I tried changing the dimmer for a simple single pole switch and I get the same result…120V between the black and white, 0 volts between the red and white whether or not the switch is on or off.
Does anyone have any suggestions what my next steps should be to trouble shoot this circuit?
Replies
My first non electrician guess would be that it was wired for a ceiling fan to be controlled by the pull chain internal switch via the always hot wire and light controlled by wall switch if I read you correctly. I had a similar issue on a job and put them in a stack switch to control them seperately on the wall.
I will not offer any other ideas and will leave it to the dream team to provide the answers.
Sounds like the light and two three ways were wired incorrectly to start. Hot lead should go to one of the switches first not after the light fixture.
However, Rasconc has a good point there. Continuous hot to ceiling fixture sounds like someone wired a fan/light there at one time. Continuous hot to fan operation by pull chain on fan only.
There are two ways that I know of to wire a ceiling fan combo light fixture. Power can come from the panel, by cable, to the fixture location then to switch to control the light. Alternately, power can come to the switch first then to fan/light fixture. Check around at the light fixture and the switch to see which one has two cables coming into it. The unit with two cables into it is the one that receives power first. Need to find out what you have before going further.
First thing to do is to remind yourself that electrons are color-blind.
At the light box how many cables are there and what color is the wires in each cable (or conduit). And what is connected to what.
Likewise the samething at the switch box.
And what are you using to measure the voltage.
I am using an amp/volt meter to check the voltage. The wiring configuration is as follows:
Ceiling:: Single wire #14- 3 wire: White , red, Black, & ground
At the switch:
Left side:
600V dimmer attached one side to a red and the other side pigtailed to a group of black wires.( this is the one we are having problems with)
Right side:
Pot light wiring ( the other side of the ganged box). It looks like they wired each potlight separately and brought the leads back to the switch rather than going from pot light to pot light.
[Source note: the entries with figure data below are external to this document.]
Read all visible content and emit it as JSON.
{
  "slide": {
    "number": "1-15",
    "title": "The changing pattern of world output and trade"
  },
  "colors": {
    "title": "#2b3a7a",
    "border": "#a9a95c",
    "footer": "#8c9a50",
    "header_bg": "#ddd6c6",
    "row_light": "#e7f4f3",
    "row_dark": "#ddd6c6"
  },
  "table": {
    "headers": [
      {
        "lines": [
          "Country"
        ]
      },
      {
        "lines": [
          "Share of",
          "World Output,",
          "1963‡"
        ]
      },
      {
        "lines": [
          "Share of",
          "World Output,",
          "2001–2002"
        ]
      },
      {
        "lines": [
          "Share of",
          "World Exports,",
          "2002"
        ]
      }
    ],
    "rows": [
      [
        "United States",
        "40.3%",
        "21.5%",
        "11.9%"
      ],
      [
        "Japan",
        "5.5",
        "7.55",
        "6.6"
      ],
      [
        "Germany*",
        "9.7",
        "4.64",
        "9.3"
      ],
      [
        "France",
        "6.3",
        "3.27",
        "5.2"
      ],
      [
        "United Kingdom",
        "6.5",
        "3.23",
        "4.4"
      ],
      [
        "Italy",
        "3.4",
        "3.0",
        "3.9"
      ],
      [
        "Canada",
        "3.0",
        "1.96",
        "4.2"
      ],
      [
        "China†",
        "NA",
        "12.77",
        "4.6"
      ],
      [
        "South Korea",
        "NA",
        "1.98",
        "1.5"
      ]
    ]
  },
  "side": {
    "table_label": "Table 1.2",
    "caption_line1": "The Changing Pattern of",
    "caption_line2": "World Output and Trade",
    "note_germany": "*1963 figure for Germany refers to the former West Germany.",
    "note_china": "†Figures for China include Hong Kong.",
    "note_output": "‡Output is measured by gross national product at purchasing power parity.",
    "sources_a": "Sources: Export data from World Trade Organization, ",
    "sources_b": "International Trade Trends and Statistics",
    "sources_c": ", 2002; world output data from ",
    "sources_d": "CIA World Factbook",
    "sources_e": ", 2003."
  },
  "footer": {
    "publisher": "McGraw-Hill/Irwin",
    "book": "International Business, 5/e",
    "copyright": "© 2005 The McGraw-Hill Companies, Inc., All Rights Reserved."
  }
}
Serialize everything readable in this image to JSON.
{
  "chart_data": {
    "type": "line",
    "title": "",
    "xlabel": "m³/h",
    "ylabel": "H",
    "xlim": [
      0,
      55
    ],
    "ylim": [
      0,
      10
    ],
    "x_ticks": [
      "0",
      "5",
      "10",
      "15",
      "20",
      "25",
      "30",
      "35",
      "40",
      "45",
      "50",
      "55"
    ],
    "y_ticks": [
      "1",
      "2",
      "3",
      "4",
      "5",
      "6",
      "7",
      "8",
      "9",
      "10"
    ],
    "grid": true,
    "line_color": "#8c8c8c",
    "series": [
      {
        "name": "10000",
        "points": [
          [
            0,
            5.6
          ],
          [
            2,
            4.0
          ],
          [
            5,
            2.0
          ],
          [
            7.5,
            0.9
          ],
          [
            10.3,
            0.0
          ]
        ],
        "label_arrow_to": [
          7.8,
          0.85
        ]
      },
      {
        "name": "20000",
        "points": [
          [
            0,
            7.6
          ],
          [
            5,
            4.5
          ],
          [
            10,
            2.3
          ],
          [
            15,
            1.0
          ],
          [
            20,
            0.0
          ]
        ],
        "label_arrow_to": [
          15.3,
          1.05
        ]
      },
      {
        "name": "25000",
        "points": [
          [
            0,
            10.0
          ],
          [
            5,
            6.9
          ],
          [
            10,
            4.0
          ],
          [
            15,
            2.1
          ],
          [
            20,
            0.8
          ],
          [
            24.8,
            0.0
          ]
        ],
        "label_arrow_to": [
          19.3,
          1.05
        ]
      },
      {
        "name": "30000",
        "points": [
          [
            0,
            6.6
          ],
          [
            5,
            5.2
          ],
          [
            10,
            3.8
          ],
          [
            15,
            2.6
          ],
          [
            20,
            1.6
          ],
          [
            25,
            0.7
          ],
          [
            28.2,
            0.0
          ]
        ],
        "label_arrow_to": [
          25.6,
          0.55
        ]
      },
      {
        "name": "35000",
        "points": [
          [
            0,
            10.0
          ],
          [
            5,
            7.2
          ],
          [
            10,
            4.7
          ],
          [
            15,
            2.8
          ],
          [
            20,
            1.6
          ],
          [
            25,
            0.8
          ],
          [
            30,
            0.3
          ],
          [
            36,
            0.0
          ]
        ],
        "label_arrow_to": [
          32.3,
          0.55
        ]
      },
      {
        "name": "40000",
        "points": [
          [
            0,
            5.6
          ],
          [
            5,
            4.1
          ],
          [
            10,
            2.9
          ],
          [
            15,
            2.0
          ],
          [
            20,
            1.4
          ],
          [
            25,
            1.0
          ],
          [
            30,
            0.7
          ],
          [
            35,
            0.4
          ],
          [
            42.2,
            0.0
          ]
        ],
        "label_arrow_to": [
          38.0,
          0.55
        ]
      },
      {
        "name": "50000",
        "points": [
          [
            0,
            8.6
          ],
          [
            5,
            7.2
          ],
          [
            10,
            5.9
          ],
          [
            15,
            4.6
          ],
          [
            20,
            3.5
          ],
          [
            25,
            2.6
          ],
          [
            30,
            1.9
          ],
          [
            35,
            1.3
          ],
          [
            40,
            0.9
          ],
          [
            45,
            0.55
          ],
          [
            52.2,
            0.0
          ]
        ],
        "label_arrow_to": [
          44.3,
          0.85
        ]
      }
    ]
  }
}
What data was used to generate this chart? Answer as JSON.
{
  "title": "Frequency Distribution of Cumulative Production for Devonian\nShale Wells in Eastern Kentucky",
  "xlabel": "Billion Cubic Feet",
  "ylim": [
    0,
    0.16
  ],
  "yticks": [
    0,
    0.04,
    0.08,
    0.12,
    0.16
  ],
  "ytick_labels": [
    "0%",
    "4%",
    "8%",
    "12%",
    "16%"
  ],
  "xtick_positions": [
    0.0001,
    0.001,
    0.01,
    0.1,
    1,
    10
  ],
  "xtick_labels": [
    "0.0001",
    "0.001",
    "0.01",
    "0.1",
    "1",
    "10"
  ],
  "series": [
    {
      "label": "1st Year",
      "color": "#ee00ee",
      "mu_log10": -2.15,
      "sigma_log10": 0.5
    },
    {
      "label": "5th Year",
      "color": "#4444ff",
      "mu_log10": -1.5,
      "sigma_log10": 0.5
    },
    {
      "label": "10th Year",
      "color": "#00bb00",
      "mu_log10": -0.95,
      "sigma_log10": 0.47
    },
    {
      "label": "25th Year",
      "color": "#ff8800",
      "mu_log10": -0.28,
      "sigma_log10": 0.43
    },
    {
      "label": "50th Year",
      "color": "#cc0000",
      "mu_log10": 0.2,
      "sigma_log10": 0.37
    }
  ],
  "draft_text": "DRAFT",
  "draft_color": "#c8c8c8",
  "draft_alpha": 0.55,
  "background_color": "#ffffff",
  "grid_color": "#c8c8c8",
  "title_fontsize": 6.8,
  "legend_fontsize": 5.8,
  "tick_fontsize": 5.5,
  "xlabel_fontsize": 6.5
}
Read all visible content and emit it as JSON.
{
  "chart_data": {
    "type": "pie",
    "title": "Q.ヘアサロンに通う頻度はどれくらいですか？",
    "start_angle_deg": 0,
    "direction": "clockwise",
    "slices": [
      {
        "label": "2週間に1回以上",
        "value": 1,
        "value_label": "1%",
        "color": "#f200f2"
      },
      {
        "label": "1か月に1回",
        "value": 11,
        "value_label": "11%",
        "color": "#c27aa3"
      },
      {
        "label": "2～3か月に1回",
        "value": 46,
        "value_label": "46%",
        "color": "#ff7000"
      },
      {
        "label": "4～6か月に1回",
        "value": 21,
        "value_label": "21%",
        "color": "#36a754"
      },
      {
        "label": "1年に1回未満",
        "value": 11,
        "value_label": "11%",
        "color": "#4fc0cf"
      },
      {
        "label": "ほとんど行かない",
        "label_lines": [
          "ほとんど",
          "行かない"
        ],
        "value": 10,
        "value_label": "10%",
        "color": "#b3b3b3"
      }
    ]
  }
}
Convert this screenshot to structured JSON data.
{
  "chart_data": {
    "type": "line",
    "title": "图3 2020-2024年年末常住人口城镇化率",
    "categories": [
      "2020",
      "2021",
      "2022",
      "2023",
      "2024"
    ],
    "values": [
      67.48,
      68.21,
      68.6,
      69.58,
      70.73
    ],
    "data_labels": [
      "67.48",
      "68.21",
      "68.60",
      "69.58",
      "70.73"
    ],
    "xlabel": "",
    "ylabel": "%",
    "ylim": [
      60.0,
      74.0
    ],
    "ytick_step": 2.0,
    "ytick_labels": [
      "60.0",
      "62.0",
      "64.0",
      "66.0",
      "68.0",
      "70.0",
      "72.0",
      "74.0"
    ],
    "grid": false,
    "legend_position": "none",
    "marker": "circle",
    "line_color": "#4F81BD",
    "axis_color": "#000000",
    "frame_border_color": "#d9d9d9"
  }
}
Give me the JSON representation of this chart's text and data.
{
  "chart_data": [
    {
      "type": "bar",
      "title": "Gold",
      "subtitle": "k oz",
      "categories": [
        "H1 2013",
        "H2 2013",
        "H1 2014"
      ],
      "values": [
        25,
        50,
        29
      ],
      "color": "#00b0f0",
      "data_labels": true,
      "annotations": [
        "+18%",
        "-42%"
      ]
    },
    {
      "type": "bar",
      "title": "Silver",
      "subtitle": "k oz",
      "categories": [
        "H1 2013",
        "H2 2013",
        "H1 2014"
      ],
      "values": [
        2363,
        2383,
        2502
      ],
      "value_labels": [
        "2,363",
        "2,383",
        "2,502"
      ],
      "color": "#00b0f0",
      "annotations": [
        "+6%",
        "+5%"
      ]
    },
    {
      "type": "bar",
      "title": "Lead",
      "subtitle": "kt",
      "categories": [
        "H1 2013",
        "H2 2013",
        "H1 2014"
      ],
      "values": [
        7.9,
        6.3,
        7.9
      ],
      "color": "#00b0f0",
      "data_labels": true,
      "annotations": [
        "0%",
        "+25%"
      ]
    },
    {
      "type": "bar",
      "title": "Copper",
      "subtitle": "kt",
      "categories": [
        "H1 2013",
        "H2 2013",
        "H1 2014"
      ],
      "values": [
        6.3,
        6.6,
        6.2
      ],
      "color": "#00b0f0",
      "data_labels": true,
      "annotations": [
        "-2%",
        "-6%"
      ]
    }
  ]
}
As a result, the switch box is quite full. All the pot lights (6) are working.
All Commons ( whites ) are pigtailed together. There are 5 or six pigtailed together.
All blacks ( hot) are pigtailed together, with an separate black wire to a single pole switch.
It is interesting that someone mentioned the fan/pull chain idea. That would certainly explain the 100% hot (black lead).
Now I need to figure out , the switching between the white and red lead.
Thanks for your help
Measure between the red wire and the white wire in the switch box. Especially if you have put the switch in place of the dimmer between the red wire and the group of black wires. There should be 120 v between the red and white wires with the switch on. If not, check the black wire to white wire, as the first suspect is the black wire has slipped out of the wirenut just enough to not conduct but looks secure.If there is power on the red wire in the switch box but not in the ceiling box, look for the hidden junction box!Frank DuVal You can never make something foolproof because fools are so ingenious.
That is excellent advice. Thanks for the response.